An archived 2011 blog of an Odessa Internet marketing company, Netpeak, featured a group of employees. "Andrew Hodyrevsky aka hel" was described as a "strong programmer." A photo posted there shows the same young man in photos Krebs obtained.

Netpeak head Artyom Borodatiuk said that Andrew Hodyrevsky worked at Netpeak from November 2010 to March 2011. He was a junior programmer in the R&D department, Borodatiuk wrote in an e-mail. He was fired for disciplinary problems, Borodatiuk said, such as showing up late for work "and some other little things we don't accept." Borodatiuk said he has no idea where Hodireveski went.

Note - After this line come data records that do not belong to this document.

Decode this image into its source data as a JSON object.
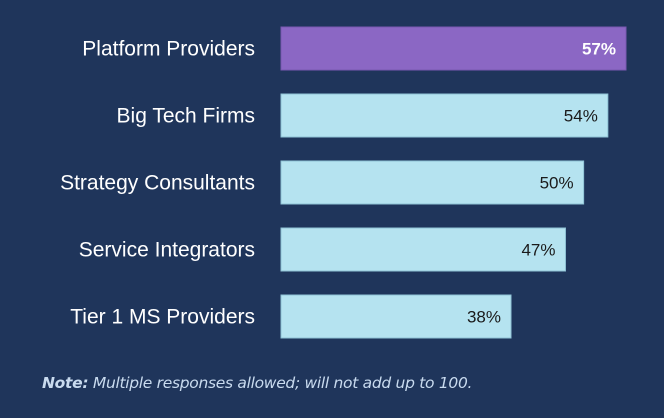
{
  "chart_data": {
    "type": "bar",
    "orientation": "horizontal",
    "categories": [
      "Platform Providers",
      "Big Tech Firms",
      "Strategy Consultants",
      "Service Integrators",
      "Tier 1 MS Providers"
    ],
    "values": [
      57,
      54,
      50,
      47,
      38
    ],
    "data_labels": [
      "57%",
      "54%",
      "50%",
      "47%",
      "38%"
    ],
    "highlight_index": 0,
    "colors": {
      "highlight": "#8b67c4",
      "default": "#b5e3f0",
      "background": "#1f355b",
      "label_text": "#ffffff",
      "highlight_value_text": "#ffffff",
      "default_value_text": "#1a1a1a"
    },
    "grid": false,
    "xlim": [
      0,
      57
    ]
  },
  "note": {
    "label": "Note:",
    "text": " Multiple responses allowed; will not add up to 100."
  }
}
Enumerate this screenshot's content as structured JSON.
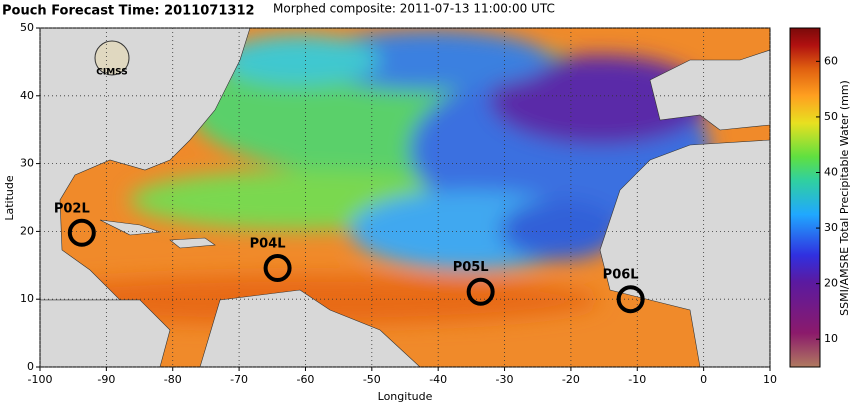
{
  "chart_data": {
    "type": "map",
    "title": "Pouch Forecast Time: 2011071312",
    "subtitle": "Morphed composite: 2011-07-13 11:00:00 UTC",
    "x_label": "Longitude",
    "y_label": "Latitude",
    "xlim": [
      -100,
      10
    ],
    "ylim": [
      0,
      50
    ],
    "xticks": [
      -100,
      -90,
      -80,
      -70,
      -60,
      -50,
      -40,
      -30,
      -20,
      -10,
      0,
      10
    ],
    "yticks": [
      0,
      10,
      20,
      30,
      40,
      50
    ],
    "grid": true,
    "logo": "CIMSS",
    "pouches": {
      "names": [
        "P02L",
        "P04L",
        "P05L",
        "P06L"
      ],
      "x": [
        -93.7,
        -64.2,
        -33.6,
        -11.0
      ],
      "y": [
        19.8,
        14.6,
        11.1,
        10.0
      ],
      "color": "#000000"
    },
    "colorbar": {
      "label": "SSMI/AMSRE Total Precipitable Water (mm)",
      "lim": [
        5,
        66
      ],
      "ticks": [
        10,
        20,
        30,
        40,
        50,
        60
      ]
    }
  }
}
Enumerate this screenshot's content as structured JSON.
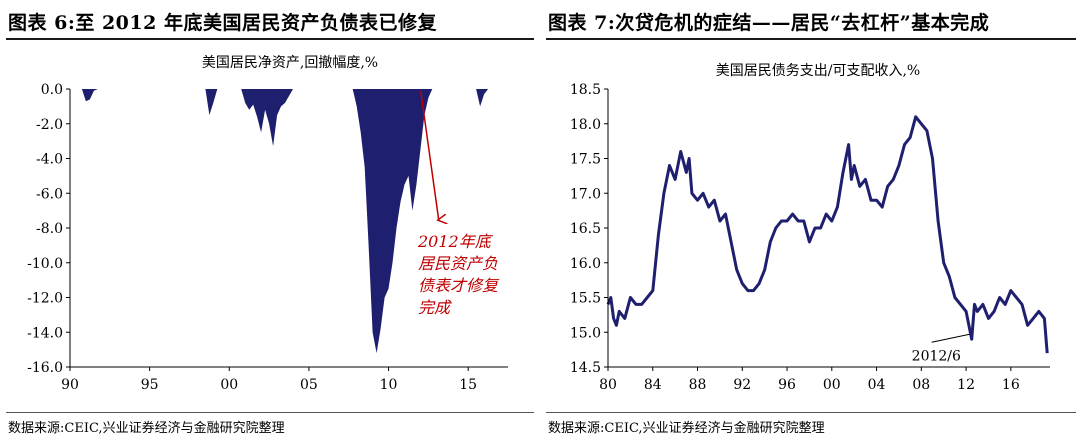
{
  "figures": [
    {
      "title": "图表 6:至 2012 年底美国居民资产负债表已修复",
      "source": "数据来源:CEIC,兴业证券经济与金融研究院整理"
    },
    {
      "title": "图表 7:次贷危机的症结——居民“去杠杆”基本完成",
      "source": "数据来源:CEIC,兴业证券经济与金融研究院整理"
    }
  ],
  "chart_data": [
    {
      "type": "area",
      "title": "美国居民净资产,回撤幅度,%",
      "xlabel": "",
      "ylabel": "",
      "xlim": [
        1990,
        2017.5
      ],
      "ylim": [
        -16,
        0
      ],
      "x_ticks": [
        "90",
        "95",
        "00",
        "05",
        "10",
        "15"
      ],
      "y_ticks": [
        "0.0",
        "-2.0",
        "-4.0",
        "-6.0",
        "-8.0",
        "-10.0",
        "-12.0",
        "-14.0",
        "-16.0"
      ],
      "fill_color": "#1f1f6f",
      "annotation": {
        "text_lines": [
          "2012年底",
          "居民资产负",
          "债表才修复",
          "完成"
        ],
        "color": "#c00000",
        "at_year": 2012.9
      },
      "series": [
        {
          "x": [
            1990,
            1990.75,
            1991,
            1991.25,
            1991.5,
            1991.75,
            1998.5,
            1998.75,
            1999,
            1999.25,
            1999.5,
            2000.75,
            2001,
            2001.25,
            2001.5,
            2001.75,
            2002,
            2002.25,
            2002.5,
            2002.75,
            2003,
            2003.25,
            2003.5,
            2003.75,
            2004,
            2004.25,
            2004.5,
            2004.75,
            2007.75,
            2008,
            2008.25,
            2008.5,
            2008.75,
            2009,
            2009.25,
            2009.5,
            2009.75,
            2010,
            2010.25,
            2010.5,
            2010.75,
            2011,
            2011.25,
            2011.5,
            2011.75,
            2012,
            2012.25,
            2012.5,
            2012.75,
            2013,
            2015.5,
            2015.75,
            2016,
            2016.25,
            2017.5
          ],
          "y": [
            0,
            0,
            -0.7,
            -0.6,
            -0.1,
            0,
            0,
            -1.5,
            -0.8,
            0,
            0,
            0,
            -0.8,
            -1.2,
            -0.9,
            -1.6,
            -2.5,
            -1.2,
            -2.0,
            -3.3,
            -1.5,
            -1.0,
            -0.8,
            -0.4,
            0,
            0,
            0,
            0,
            0,
            -1.0,
            -2.5,
            -4.5,
            -9.0,
            -14.0,
            -15.2,
            -13.8,
            -12.0,
            -11.5,
            -10.0,
            -8.0,
            -6.5,
            -5.5,
            -5.0,
            -7.0,
            -5.5,
            -3.5,
            -1.5,
            -0.5,
            0,
            0,
            0,
            -1.0,
            -0.3,
            0,
            0
          ]
        }
      ]
    },
    {
      "type": "line",
      "title": "美国居民债务支出/可支配收入,%",
      "xlabel": "",
      "ylabel": "",
      "xlim": [
        1980,
        2019.5
      ],
      "ylim": [
        14.5,
        18.5
      ],
      "x_ticks": [
        "80",
        "84",
        "88",
        "92",
        "96",
        "00",
        "04",
        "08",
        "12",
        "16"
      ],
      "y_ticks": [
        "18.5",
        "18.0",
        "17.5",
        "17.0",
        "16.5",
        "16.0",
        "15.5",
        "15.0",
        "14.5"
      ],
      "line_color": "#1f1f6f",
      "annotation": {
        "text": "2012/6",
        "x": 2012.5,
        "y": 15.0
      },
      "series": [
        {
          "x": [
            1980,
            1980.25,
            1980.5,
            1980.75,
            1981,
            1981.5,
            1982,
            1982.5,
            1983,
            1983.5,
            1984,
            1984.5,
            1985,
            1985.5,
            1986,
            1986.5,
            1987,
            1987.25,
            1987.5,
            1988,
            1988.5,
            1989,
            1989.5,
            1990,
            1990.5,
            1991,
            1991.5,
            1992,
            1992.5,
            1993,
            1993.5,
            1994,
            1994.5,
            1995,
            1995.5,
            1996,
            1996.5,
            1997,
            1997.5,
            1998,
            1998.5,
            1999,
            1999.5,
            2000,
            2000.5,
            2001,
            2001.5,
            2001.75,
            2002,
            2002.5,
            2003,
            2003.5,
            2004,
            2004.5,
            2005,
            2005.5,
            2006,
            2006.5,
            2007,
            2007.5,
            2008,
            2008.5,
            2009,
            2009.5,
            2010,
            2010.5,
            2011,
            2011.5,
            2012,
            2012.25,
            2012.5,
            2012.75,
            2013,
            2013.5,
            2014,
            2014.5,
            2015,
            2015.5,
            2016,
            2016.5,
            2017,
            2017.5,
            2018,
            2018.5,
            2019,
            2019.25
          ],
          "y": [
            15.4,
            15.5,
            15.2,
            15.1,
            15.3,
            15.2,
            15.5,
            15.4,
            15.4,
            15.5,
            15.6,
            16.4,
            17.0,
            17.4,
            17.2,
            17.6,
            17.3,
            17.5,
            17.0,
            16.9,
            17.0,
            16.8,
            16.9,
            16.6,
            16.7,
            16.3,
            15.9,
            15.7,
            15.6,
            15.6,
            15.7,
            15.9,
            16.3,
            16.5,
            16.6,
            16.6,
            16.7,
            16.6,
            16.6,
            16.3,
            16.5,
            16.5,
            16.7,
            16.6,
            16.8,
            17.3,
            17.7,
            17.2,
            17.4,
            17.1,
            17.2,
            16.9,
            16.9,
            16.8,
            17.1,
            17.2,
            17.4,
            17.7,
            17.8,
            18.1,
            18.0,
            17.9,
            17.5,
            16.6,
            16.0,
            15.8,
            15.5,
            15.4,
            15.3,
            15.1,
            14.9,
            15.4,
            15.3,
            15.4,
            15.2,
            15.3,
            15.5,
            15.4,
            15.6,
            15.5,
            15.4,
            15.1,
            15.2,
            15.3,
            15.2,
            14.7
          ]
        }
      ]
    }
  ]
}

"He was almost child — I thought that it will be corrected with time," Borodatiuk said.

Obsessed with security

Odessa entrepreneur Alex Zhimalov told the Star Tribune he and Hodirevski became friends at the computer academy several years ago. Zhimalov, whose company designs web, desktop and mobile interfaces, said that he shared many interests with Hodirevski but that his friend was something of a mystery: a "dark horse," secretive and obsessed with security, using encryption on all his devices and multiple fake accounts.

No one knew where he lived, Zhimalov said. You didn't contact him, he contacted you.

Zhimalov, who e-mailed the Star Tribune pictures of Hodirevski taken in Odessa in 2012, was unaware of the controversy around his friend. He said he knew Hodirevski was hiding, but didn't know why and was shocked when told that some people link him to the Target attack.

During their last year at the computer school, about two to three years ago, he said Hodirevski hacked "some government structure" and was arrested but didn't go to jail. Then he lost touch.

The structure Zhimalov referenced is likely the Forum of Odessa, a popular Internet site that offers a mix of Craigslist-type postings and news. It was hacked in 2011, and a 19-year-old Ukrainian was arrested for stealing personal information of more than 190,000 users, according to information issued by the Security Service of Ukraine (USB) that year.

Hodirevski was the 19-year-old hacker, and he was sentenced to three years' probation, said Dmitriy Kozin, the Forum's co-owner.

Kozin said Hodirevski gained entry by guessing the password of a system administrator and stole e-mails. He was caught, Kozin said, because his effort to hide the actual address of his computer did not work.

Kozin said his understanding is that Hodirevski remains in an Odessa flat where he lives with his grandmother. The USB is "monitoring" him, he said.

Kozin said he thinks Hodirevski is "too lame to organize and rule" an attack on the scale of Target's. It's possible, he speculated, that authorities are using him to bait larger fish.

Meanwhile, Hodirevski's carding reputation only grows. Sycophants on his bulletin boards think he's the "end all," Lanterman said.

"They seem to be singing his praises," Lanterman said. "He must be thrilled with that."